China University of Mining and Technology, Xuzhou 221116, China.
College of Information Science and Engineering, Zaozhuang University, Zaozhuang 277100, Shandong, China.
Int J Mol Sci. 2019 Feb 23;20(4):978. doi: 10.3390/ijms20040978.
The interactions between ncRNAs and proteins are critical for regulating various cellular processes in organisms, such as gene expression regulations. However, due to limitations, including financial and material consumptions in recent experimental methods for predicting ncRNA and protein interactions, it is essential to propose an innovative and practical approach with convincing performance of prediction accuracy. In this study, based on the protein sequences from a biological perspective, we put forward an effective deep learning method, named BGFE, to predict ncRNA and protein interactions. Protein sequences are represented by bi-gram probability feature extraction method from Position Specific Scoring Matrix (PSSM), and for ncRNA sequences, k-mers sparse matrices are employed to represent them. Furthermore, to extract hidden high-level feature information, a stacked auto-encoder network is employed with the stacked ensemble integration strategy. We evaluate the performance of the proposed method by using three datasets and a five-fold cross-validation after classifying the features through the random forest classifier. The experimental results clearly demonstrate the effectiveness and the prediction accuracy of our approach. In general, the proposed method is helpful for ncRNA and protein interacting predictions and it provides some serviceable guidance in future biological research.
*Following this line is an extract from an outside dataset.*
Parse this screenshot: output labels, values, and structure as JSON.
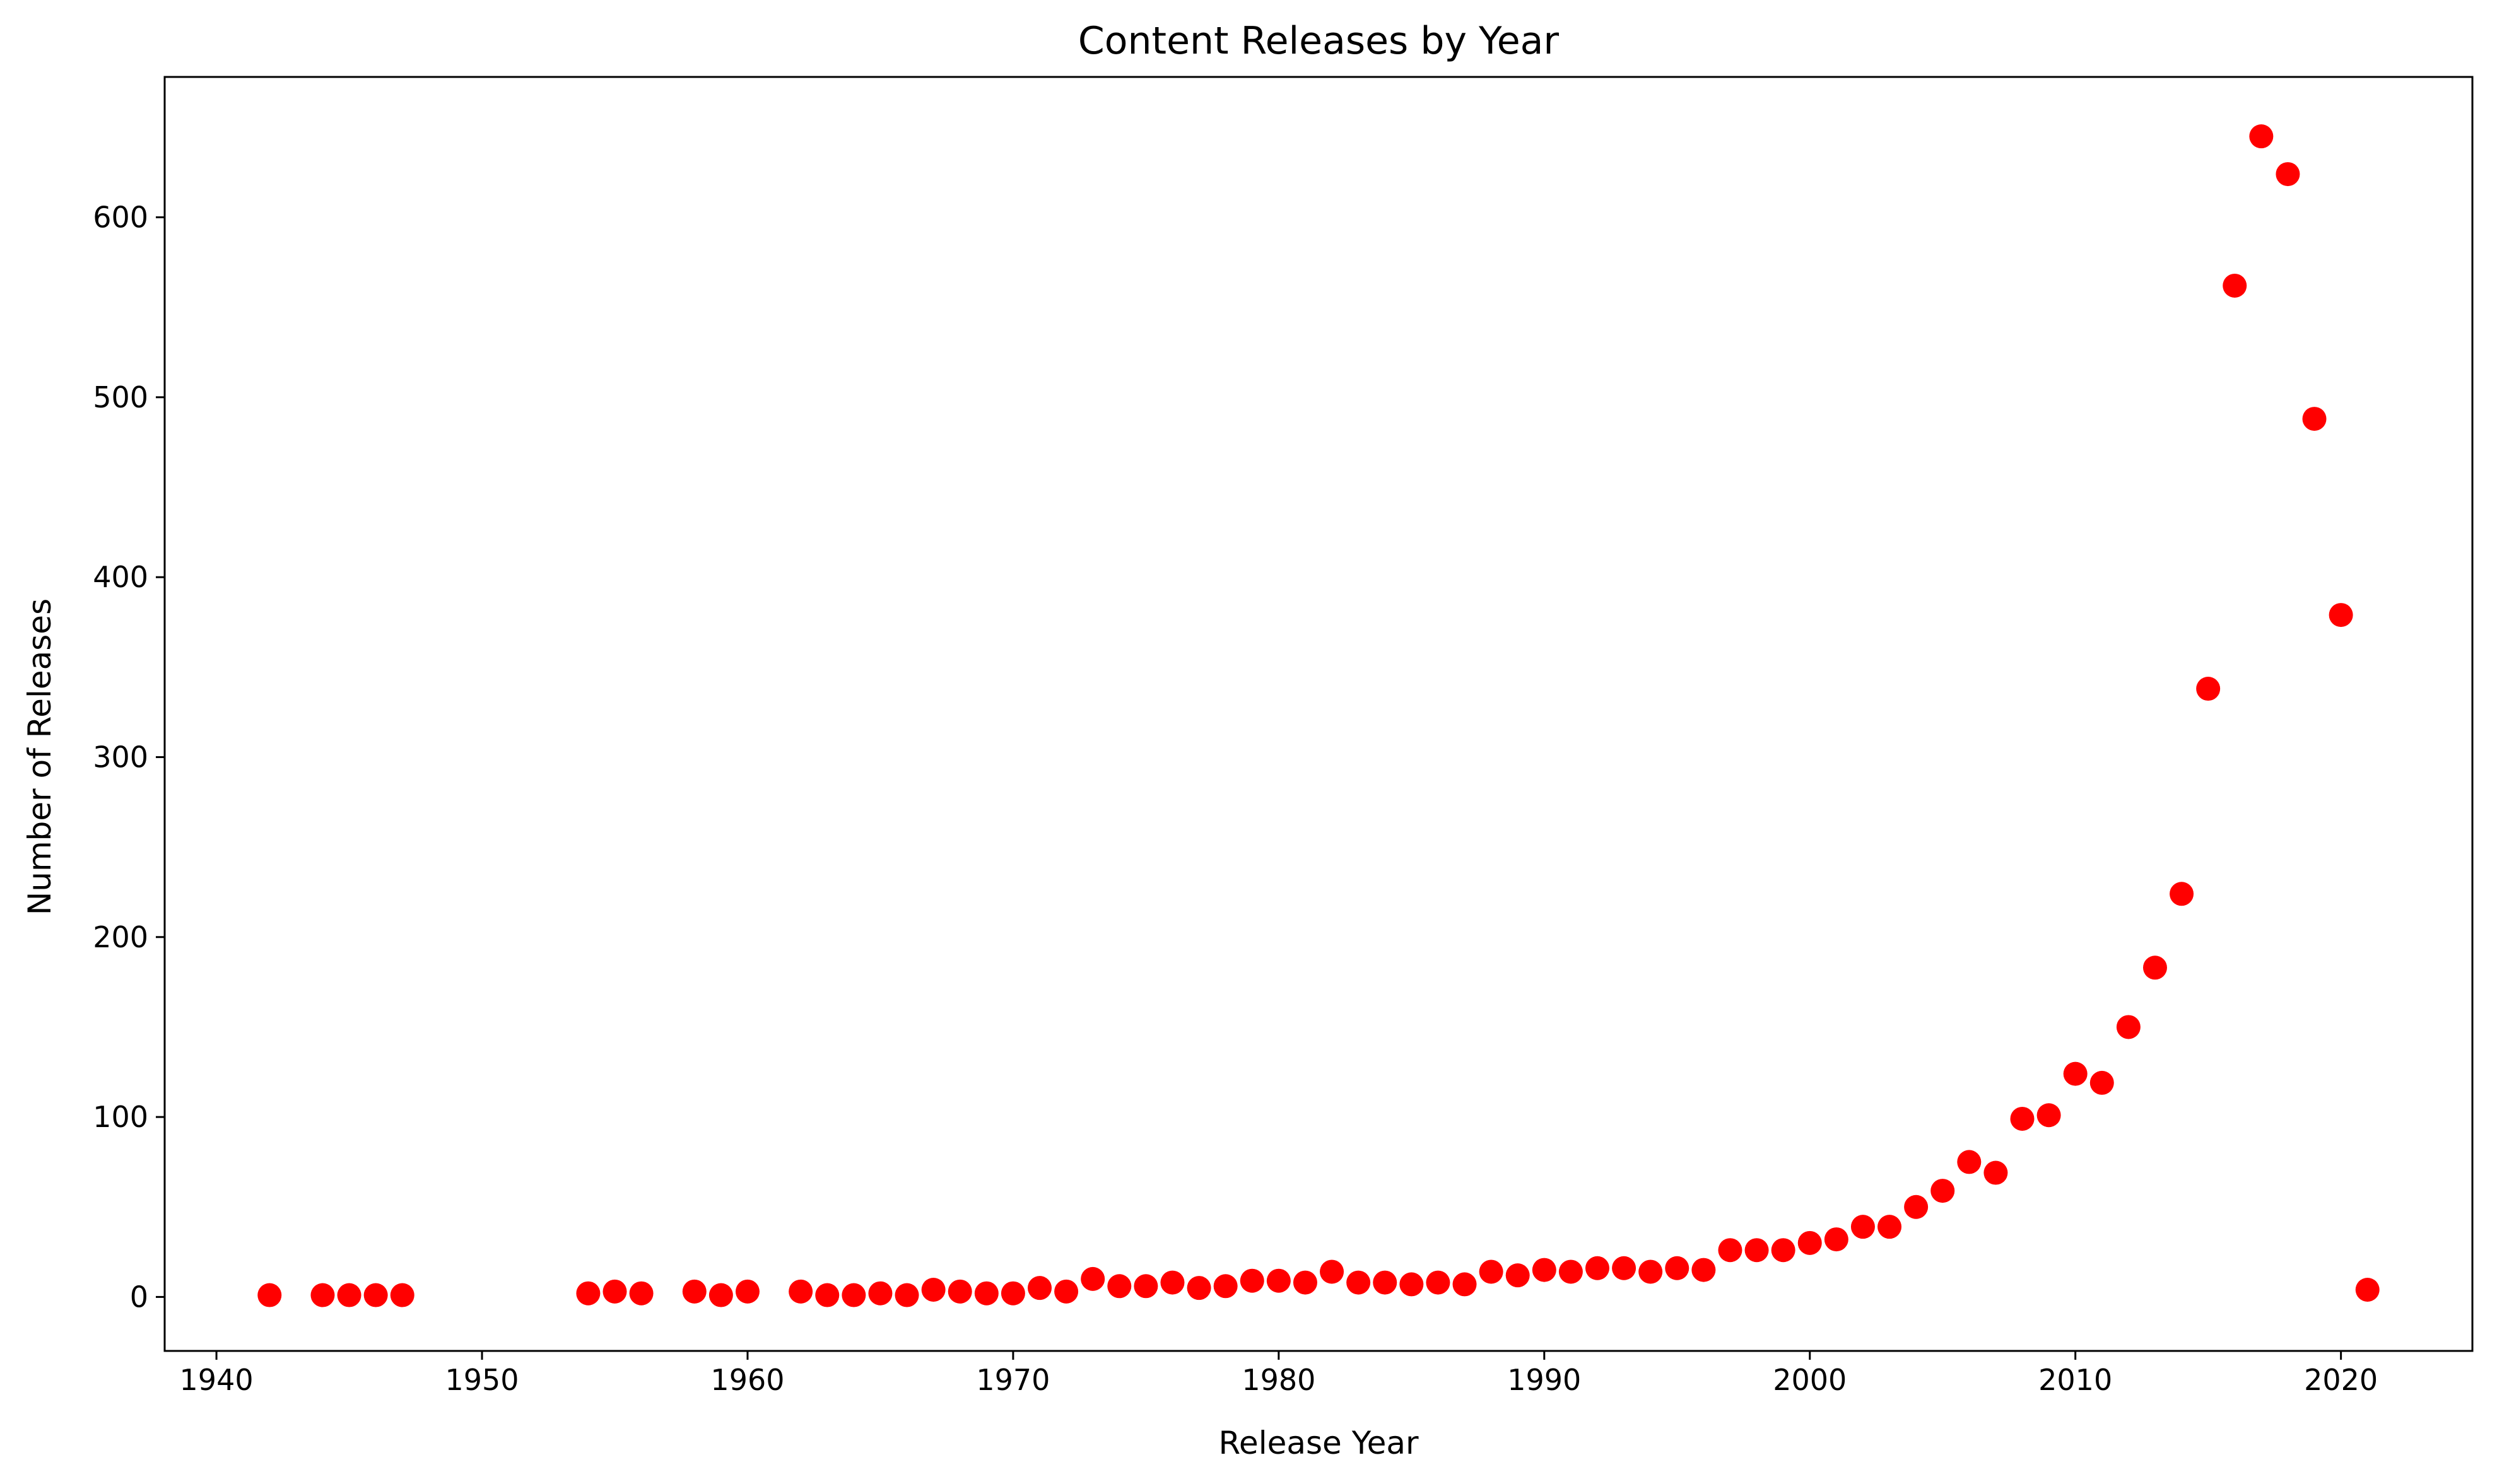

ncRNA 和蛋白质之间的相互作用对于调节生物体的各种细胞过程至关重要,例如基因表达调控。然而,由于最近预测 ncRNA 和蛋白质相互作用的实验方法在财务和材料消耗方面存在限制,因此提出一种具有创新性和实用性的方法,具有令人信服的预测准确性表现至关重要。在这项研究中,我们从生物角度出发,基于蛋白质序列,提出了一种有效的深度学习方法,称为 BGFE,用于预测 ncRNA 和蛋白质相互作用。蛋白质序列通过位置特异性评分矩阵 (PSSM) 的双元概率特征提取方法表示,而对于 ncRNA 序列,则使用 k-mer 稀疏矩阵来表示。此外,为了提取隐藏的高级特征信息,我们使用堆叠自动编码器网络和堆叠集成策略。通过随机森林分类器对特征进行分类后,我们使用三个数据集和五折交叉验证来评估所提出方法的性能。实验结果清楚地表明了我们方法的有效性和预测准确性。总的来说,该方法有助于 ncRNA 和蛋白质相互作用的预测,并为未来的生物研究提供了一些有用的指导。